Episode 10 - Ode to the Z39.19 Part 2
So I’m back today still ode-ing to the Z39 Guidelines for the Construction, Format and Management of Monolingual Controlled Vocabularies because it is a very important, and very BIG document. When I worked at UNICEF I actually printed out this giant monster, with MUCH ambivalence toward myself for still being so attached to paper, so that I could review, color code, place mark and dog ear it to my heart’s content. That document remains the first thing that comes to mind when I meet someone who is wondering if they are interested in metadata. If this content excites you, then you are a librarian at heart.

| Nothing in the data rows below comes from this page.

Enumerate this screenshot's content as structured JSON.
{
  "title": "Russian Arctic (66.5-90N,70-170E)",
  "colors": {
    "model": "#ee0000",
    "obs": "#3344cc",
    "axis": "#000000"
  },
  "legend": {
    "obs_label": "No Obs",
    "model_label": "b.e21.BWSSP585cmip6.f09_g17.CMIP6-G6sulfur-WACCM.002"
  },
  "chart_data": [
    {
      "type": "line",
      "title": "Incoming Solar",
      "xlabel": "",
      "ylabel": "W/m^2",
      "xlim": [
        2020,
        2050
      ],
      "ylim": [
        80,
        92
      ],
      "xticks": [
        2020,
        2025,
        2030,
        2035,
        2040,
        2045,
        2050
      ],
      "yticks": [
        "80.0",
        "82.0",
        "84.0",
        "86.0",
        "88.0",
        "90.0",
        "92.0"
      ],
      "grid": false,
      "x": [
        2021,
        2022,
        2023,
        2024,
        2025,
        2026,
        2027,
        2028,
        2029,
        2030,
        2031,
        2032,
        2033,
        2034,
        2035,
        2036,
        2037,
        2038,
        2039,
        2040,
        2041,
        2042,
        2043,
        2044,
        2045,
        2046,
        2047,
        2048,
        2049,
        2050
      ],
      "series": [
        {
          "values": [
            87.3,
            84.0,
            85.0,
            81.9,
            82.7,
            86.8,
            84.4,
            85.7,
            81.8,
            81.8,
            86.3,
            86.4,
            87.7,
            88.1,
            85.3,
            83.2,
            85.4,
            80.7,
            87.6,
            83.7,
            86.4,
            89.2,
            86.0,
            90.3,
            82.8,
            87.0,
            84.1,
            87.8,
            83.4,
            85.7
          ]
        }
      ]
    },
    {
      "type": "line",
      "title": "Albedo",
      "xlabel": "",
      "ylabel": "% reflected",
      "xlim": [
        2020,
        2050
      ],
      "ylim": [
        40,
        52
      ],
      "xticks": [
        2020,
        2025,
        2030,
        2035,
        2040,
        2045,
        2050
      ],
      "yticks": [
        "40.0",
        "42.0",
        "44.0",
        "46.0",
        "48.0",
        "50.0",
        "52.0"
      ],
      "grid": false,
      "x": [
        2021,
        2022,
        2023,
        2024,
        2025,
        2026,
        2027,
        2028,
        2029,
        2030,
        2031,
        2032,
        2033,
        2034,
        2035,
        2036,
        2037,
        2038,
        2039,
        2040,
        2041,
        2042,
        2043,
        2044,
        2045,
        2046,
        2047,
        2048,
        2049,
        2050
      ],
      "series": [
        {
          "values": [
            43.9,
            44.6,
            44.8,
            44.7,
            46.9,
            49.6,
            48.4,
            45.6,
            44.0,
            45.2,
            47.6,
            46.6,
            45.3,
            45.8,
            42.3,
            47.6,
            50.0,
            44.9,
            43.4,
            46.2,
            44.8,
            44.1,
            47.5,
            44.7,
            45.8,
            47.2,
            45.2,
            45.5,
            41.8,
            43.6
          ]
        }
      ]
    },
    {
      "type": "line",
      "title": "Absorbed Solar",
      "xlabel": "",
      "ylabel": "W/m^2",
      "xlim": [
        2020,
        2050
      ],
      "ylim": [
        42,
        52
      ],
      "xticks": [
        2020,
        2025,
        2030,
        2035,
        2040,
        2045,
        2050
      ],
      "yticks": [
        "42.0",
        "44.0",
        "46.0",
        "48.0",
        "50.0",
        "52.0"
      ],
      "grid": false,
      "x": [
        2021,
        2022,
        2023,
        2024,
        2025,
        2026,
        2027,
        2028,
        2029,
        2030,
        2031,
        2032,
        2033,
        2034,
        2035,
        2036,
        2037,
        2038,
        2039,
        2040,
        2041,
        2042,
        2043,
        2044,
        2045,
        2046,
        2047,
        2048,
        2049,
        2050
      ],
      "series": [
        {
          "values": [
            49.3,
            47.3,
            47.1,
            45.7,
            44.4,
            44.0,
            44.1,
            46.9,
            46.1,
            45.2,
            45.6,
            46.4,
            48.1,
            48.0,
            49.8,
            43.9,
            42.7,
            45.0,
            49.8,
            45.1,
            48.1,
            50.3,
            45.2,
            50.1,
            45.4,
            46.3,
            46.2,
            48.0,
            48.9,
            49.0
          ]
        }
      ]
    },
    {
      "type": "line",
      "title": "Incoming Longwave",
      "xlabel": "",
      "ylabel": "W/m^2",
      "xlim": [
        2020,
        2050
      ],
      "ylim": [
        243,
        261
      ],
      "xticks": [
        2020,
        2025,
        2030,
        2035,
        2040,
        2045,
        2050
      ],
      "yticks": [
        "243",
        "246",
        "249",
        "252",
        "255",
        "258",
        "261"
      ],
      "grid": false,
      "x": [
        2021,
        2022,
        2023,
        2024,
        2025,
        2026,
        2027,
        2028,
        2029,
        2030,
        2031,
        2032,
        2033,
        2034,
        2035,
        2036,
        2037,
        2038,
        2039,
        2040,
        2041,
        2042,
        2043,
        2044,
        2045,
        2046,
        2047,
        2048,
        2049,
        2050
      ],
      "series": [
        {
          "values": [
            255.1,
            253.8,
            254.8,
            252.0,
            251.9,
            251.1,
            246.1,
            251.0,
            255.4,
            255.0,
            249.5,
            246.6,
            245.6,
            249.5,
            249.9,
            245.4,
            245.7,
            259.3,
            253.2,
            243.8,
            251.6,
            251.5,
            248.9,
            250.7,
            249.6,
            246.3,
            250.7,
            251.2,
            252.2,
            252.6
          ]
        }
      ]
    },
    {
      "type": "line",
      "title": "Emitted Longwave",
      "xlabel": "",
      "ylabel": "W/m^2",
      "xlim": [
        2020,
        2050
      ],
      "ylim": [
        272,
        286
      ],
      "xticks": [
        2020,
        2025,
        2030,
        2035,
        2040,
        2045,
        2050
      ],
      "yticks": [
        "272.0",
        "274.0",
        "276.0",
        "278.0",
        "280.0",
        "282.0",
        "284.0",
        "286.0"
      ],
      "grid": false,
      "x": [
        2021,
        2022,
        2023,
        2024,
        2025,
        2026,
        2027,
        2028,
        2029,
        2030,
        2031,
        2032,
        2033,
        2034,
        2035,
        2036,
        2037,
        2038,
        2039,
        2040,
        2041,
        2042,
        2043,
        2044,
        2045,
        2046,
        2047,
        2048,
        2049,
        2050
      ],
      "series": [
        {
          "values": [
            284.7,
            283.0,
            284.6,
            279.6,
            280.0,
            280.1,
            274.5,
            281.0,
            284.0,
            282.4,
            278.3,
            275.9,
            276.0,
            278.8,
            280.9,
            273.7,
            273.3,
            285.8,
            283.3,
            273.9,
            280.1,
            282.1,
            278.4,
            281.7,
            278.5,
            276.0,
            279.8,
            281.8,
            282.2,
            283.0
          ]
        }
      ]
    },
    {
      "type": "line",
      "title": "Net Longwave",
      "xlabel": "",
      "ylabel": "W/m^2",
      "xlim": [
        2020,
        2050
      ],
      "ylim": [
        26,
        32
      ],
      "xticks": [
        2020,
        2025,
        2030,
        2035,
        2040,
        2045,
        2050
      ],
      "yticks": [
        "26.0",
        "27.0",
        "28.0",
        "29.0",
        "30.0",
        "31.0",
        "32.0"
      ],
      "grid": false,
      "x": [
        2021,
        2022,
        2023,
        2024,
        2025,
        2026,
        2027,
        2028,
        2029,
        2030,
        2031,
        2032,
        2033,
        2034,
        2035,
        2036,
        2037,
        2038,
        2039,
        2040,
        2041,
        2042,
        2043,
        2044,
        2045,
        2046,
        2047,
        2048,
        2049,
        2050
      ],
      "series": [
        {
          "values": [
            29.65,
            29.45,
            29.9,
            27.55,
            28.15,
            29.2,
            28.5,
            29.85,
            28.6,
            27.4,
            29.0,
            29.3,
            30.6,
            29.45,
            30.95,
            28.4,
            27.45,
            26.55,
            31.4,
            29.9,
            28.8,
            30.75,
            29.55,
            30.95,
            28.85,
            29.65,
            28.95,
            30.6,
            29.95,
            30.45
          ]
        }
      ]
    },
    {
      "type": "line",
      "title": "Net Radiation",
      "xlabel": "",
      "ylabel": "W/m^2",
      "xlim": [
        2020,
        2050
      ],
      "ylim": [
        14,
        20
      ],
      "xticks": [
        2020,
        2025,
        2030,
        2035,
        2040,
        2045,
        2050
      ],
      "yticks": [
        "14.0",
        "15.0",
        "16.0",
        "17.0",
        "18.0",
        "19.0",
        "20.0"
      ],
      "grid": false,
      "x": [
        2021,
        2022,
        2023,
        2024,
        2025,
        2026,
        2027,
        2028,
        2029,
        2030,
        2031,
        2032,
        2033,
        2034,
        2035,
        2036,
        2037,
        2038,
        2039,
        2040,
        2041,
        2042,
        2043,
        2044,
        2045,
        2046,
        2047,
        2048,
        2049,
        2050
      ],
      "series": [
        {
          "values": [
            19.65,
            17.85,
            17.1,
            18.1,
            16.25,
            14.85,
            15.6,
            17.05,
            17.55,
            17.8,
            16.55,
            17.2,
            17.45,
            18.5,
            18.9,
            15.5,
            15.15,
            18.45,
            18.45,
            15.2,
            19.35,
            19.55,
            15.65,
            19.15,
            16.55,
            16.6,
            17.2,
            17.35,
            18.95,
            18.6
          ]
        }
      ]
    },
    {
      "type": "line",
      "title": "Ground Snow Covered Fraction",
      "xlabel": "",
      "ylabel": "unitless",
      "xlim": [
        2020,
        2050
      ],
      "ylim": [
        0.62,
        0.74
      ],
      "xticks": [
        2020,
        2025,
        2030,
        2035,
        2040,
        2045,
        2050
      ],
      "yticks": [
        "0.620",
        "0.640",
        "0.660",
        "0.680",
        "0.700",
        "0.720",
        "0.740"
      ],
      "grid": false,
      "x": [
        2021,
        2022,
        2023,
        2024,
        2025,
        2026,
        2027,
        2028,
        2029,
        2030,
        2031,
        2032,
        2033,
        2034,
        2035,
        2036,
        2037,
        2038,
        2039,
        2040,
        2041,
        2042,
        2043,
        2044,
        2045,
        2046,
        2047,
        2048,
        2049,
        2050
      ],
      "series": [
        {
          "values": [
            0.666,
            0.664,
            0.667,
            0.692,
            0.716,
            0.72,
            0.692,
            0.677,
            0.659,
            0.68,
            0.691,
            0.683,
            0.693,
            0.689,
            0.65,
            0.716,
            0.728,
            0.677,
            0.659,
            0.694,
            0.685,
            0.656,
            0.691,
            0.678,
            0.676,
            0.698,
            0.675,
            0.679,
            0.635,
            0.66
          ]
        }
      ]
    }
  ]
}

OK so we’re picking up today at section 9 of the document which is all about displaying controlled vocabularies. And there is a very important point to be made here about the considerations around the vocabulary on the back end and how it may be written for a computer, or how it may look as an element of information architecture, and how it may look in navigation and search. A vocabulary term, as used as metadata in an information system, may take many forms for its various uses. And as the Z39 notes, “the way in which a controlled vocabulary is present affects the user’s willingness and ability to make use of it.” This harkens back to some of the previously mentioned decision points that take into account the audience type, whether a general audience, or a specialist audience, or whathaveyou.
But a nice thing that this section lays out is that the “audience” of the controlled vocabulary is not necessarily just the end-users. A lot of people have reason to care about the shape, size, display and format of the vocabulary. For one, the vocabulary’s maintenance personnel. The experts in indexing and vocabulary construction who are also often exerts in the domain of knowledge that the vocabulary models. This group is going to need to see a lot of different information about the vocabulary that end-users won’t need to see, for instance history and scope notes.
The indexers and search experts are the ones with expertise in indexing, online information retrieval and/ or use of controlled vocabularies. This audience requires sophisticated terminology displays with access to cross-references, definitions, levels of the hierarchy and notes for terms.
The end-user audience is, of course, also to be considered. They may be experts in the domain that the vocabulary models, assuming the domain requires any expertise. It may be general subject. But they are almost certainly not experts in the jargon or the complexities of information retrieval. These folks will bene fit from seeing the hierarchy of the vocabulary, but also being able to see it broken down into – what we might familiarly understand as the advanced search – the various elements of the vocabulary’s component parts. Depending on the complexity of the vocabulary, they may benefit from seeing the relationships between terms, and will almost certainly make use of “see alsos” and synonyms.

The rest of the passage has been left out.